Traceback (most recent call last):
File "test.py", line 82, in <module>
for i, data in enumerate(train_dataloader):
File "C:\Users\giang\anaconda3\envs\working\lib\site-packages\torch\utils\data\dataloader.py", line 359, in __iter__
return self._get_iterator()
File "C:\Users\giang\anaconda3\envs\working\lib\site-packages\torch\utils\data\dataloader.py", line 301, in _get_iterator
return _MultiProcessingDataLoaderIter(self)
File "C:\Users\giang\anaconda3\envs\working\lib\site-packages\torch\utils\data\dataloader.py", line 885, in __init__
w.start()
File "C:\Users\giang\anaconda3\envs\working\lib\multiprocessing\process.py", line 112, in start
self._popen = self._Popen(self)
File "C:\Users\giang\anaconda3\envs\working\lib\multiprocessing\context.py", line 223, in _Popen
return _default_context.get_context().Process._Popen(process_obj)

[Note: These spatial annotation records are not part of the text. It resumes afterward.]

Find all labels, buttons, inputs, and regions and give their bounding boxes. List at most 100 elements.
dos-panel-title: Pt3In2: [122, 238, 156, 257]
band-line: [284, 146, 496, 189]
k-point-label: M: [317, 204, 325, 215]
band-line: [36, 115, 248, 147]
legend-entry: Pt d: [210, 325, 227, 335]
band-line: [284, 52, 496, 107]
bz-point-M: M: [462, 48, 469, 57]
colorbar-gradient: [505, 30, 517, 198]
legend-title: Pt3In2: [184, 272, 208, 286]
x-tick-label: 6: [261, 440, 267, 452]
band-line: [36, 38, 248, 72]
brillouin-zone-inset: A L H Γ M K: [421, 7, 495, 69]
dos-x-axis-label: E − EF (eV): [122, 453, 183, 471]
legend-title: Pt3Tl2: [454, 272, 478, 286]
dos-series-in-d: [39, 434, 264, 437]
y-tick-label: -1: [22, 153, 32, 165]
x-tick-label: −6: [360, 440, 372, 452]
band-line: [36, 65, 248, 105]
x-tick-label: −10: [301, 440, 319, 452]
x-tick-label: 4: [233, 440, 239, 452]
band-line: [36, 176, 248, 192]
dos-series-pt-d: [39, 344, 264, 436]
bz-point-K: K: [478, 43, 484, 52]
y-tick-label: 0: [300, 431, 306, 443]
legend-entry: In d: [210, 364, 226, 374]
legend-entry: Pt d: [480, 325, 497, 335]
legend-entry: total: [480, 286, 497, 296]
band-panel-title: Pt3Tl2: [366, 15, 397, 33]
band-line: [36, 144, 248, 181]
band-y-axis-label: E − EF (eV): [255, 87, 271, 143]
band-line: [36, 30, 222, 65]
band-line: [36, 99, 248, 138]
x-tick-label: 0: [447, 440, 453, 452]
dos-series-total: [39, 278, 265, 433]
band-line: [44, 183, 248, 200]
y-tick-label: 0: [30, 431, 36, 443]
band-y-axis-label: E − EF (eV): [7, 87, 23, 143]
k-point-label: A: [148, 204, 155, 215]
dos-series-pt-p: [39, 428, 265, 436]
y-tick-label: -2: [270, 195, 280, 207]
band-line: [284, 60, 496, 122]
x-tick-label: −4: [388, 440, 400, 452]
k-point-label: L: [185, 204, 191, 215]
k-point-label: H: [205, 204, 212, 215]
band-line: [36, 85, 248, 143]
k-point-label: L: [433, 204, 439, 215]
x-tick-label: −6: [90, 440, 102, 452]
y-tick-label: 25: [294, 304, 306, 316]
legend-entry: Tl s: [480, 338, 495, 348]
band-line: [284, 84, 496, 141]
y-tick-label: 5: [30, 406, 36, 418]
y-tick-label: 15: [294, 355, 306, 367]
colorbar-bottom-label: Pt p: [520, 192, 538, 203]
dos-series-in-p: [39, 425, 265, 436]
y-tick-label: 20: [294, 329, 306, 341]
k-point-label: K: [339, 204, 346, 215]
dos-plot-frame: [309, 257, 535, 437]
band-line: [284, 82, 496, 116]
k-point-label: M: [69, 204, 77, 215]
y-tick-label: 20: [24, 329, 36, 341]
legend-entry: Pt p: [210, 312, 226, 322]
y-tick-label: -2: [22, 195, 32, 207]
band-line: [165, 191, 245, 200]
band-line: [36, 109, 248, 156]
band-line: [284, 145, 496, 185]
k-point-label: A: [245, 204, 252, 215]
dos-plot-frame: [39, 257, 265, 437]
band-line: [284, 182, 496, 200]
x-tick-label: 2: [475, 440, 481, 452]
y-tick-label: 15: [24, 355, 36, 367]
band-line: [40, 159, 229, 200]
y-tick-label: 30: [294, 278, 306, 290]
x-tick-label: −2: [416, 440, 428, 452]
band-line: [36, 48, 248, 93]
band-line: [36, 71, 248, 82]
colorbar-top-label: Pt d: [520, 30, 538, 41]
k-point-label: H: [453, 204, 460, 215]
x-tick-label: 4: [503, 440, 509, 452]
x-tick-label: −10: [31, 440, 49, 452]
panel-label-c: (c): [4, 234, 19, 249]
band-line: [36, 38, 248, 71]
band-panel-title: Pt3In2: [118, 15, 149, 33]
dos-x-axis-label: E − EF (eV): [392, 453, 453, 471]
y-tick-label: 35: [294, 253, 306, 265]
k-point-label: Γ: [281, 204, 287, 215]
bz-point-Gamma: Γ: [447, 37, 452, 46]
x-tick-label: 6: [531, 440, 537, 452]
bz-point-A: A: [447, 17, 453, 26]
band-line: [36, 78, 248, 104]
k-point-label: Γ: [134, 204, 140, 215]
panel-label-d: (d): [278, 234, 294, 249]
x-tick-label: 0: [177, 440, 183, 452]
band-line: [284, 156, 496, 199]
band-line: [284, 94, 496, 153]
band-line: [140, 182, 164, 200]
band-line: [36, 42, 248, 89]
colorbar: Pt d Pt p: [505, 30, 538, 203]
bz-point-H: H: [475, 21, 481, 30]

File "C:\Users\giang\anaconda3\envs\working\lib\multiprocessing\context.py", line 322, in _Popen
return Popen(process_obj)
File "C:\Users\giang\anaconda3\envs\working\lib\multiprocessing\popen_spawn_win32.py", line 72, in __init__
None, None, False, 0, env, None, None)
OSError: [WinError 1455] The paging file is too small for this operation to complete
From 12 ->14, sometimes the memory shows to be located in 2 or 3 epochs then raise the bug.
From 14-> 16, fail from the beginning.
It shows CUDA out-of-memory several times, but I checked on nvida-smi
the memory still empty.
My CPU: Intel core i7-10700K